ISAKOS: 2023 Congress in Boston, MA USA

2023 ISAKOS Biennial Congress Paper

 

Medial Collateral Ligament Reconstruction with Autograft vs. Allograft: A Systematic Review

Nigel Oliver Blackwood, Student, New Orleans, Louisiana UNITED STATES
Jack A Blitz, MS, New Orleans, LA UNITED STATES
Bryan Vopat, Overland Park, Kansas UNITED STATES
Victoria K Ierulli, MS, New Orleans, LA UNITED STATES
Mary K. Mulcahey, MD, Western Springs, IL UNITED STATES

Tulane University School of Medicine, Department of Orthopaedics, New Orleans, Louisiana, UNITED STATES

FDA Status Not Applicable

Summary

MCL reconstruction with allograft compared to autograft provides superior improvement in valgus stress measured on radiograph, but patient reported outcomes, graft failures, and post operative complications are similar in both treatments.

Abstract

Introduction

Medial collateral ligament (MCL) reconstruction is performed after failed non-operative treatment or high grade MCL injuries with associated valgus instability. The purpose of this study was to evaluate clinical outcomes following MCL reconstruction with autograft versus allograft.

Methods

A systematic review was performed according to PRISMA guidelines. Several databases were searched (PubMed, CINAHL, EMBASE, and Cochrane Database) to identify studies comparing outcomes of MCL reconstruction with autograft versus allograft. Studies were included if they evaluated clinical outcomes following MCL reconstruction using autograft and/or allograft. Studies with concomitant knee ligament injury other than the anterior collateral ligament were excluded. A quality assessment was performed using the modified Coleman Methodology Score, and risk-of-bias assessment was performed using the Risk of Bias In Non-randomized Studies–of Interventions and the Cochrane Collaboration tools.

Results

The initial search identified a total of 524 studies, 22 of which met inclusion criteria and were included in the study. There were 332 patients (60% male, 40% female), 159 (47.4%) underwent MCL reconstruction with autograft and 173 (52.5%) with allograft. 31.2% of patients undergoing MCL reconstruction with allograft had concomitant anterior cruciate ligament (ACL) reconstruction, as compared to 0 patients undergoing MCL reconstruction with autograft and ACL reconstruction.

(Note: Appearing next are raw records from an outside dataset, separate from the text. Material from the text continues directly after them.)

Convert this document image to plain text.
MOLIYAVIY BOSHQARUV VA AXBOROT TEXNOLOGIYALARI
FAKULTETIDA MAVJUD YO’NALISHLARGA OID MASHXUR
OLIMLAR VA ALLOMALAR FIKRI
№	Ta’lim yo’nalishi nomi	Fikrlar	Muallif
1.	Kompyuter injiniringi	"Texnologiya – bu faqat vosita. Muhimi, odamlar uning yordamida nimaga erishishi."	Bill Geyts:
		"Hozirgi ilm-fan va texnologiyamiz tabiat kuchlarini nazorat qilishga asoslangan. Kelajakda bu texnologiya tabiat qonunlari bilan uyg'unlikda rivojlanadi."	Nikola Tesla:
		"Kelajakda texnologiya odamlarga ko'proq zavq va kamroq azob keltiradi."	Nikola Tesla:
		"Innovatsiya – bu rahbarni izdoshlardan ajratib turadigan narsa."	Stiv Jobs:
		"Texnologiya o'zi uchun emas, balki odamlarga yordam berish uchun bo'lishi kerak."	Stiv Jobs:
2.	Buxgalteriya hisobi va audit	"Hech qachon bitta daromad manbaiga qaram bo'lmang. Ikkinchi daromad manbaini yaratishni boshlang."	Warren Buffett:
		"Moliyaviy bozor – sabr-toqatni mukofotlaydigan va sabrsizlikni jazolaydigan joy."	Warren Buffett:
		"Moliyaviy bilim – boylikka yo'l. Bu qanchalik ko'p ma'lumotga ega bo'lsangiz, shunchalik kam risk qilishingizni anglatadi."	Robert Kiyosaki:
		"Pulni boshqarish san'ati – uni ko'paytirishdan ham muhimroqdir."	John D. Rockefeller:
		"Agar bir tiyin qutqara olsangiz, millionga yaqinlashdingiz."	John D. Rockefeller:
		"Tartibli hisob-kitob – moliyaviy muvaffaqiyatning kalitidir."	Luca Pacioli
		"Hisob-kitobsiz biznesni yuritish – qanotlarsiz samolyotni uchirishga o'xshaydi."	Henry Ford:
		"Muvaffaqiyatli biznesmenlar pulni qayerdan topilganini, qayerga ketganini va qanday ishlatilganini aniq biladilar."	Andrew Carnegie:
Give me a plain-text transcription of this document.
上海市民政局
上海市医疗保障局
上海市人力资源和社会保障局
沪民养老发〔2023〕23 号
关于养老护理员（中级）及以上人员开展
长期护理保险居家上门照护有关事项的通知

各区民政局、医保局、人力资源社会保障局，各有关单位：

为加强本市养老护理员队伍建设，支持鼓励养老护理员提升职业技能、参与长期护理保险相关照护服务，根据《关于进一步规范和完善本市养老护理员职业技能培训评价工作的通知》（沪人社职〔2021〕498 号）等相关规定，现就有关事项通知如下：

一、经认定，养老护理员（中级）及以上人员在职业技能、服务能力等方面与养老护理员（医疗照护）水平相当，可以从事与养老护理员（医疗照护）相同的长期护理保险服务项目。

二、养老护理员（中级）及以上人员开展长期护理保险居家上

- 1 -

The most common autografts used were semitendinosus (82, 96.4%) and bone-patellar tendon-bone (3, 3.5%). The most common allografts were the achilles tendon (124, 48.4%), semitendinosus (29.4%), and tibialis anterior (22.1%). Patient reported outcomes such as pain and functionality show strong improvement after MCL reconstruction and indicate greater long-term success compared to MCL repair, regardless of the use of autograft or allograft. Pain (measured by Lysholm scores) improved on average from 54.4 to 89.6 and post-operative functionality (measured by International Knee Documentation Committee (IKDC) scores) improved on average from 53.1 to 88.3 in patients with MCL reconstruction. There was no significant difference in post-operative Lysholm and IKDC scores between MCL reconstruction with autograft or allograft. Two of the 22 studies included data on 63 MCL repair patients, all of which experienced statistically significant lower Lysholm and IKDC scores than their reconstruction counterparts. Radiographic analysis demonstrated that 16 (10.1%) patients who underwent MCL reconstructions using autograft had post-operative valgus instability, whereas about 5 (2.8%)_patients who underwent MCL reconstructions using allograft led to the same outcomes. Graft survivorship was slightly higher in MCL reconstruction using allograft when compared to autograft, but this was not statistically significant. Additionally, compared to MCL-only reconstruction, 82 patients underwent MCL reconstruction and primary or revision ACL reconstruction. 36 (43.9%) of these patients presented with knee extension deficits and failure of valgus stress tests, most of them undergoing MCL reconstruction and revision ACL reconstruction.

Conclusions

MCL reconstruction with either autograft or allograft leads to similar clinical outcomes. Graft failure and post-operative functional limitations occurred more frequently in patients who underwent MCL reconstruction with autograft. MCL reconstruction combined with primary or revision ACL reconstruction results in a higher rate of valgus stress and flexion deficits. Allograft may be the preferred option for MCL reconstruction owing to lower failure rate.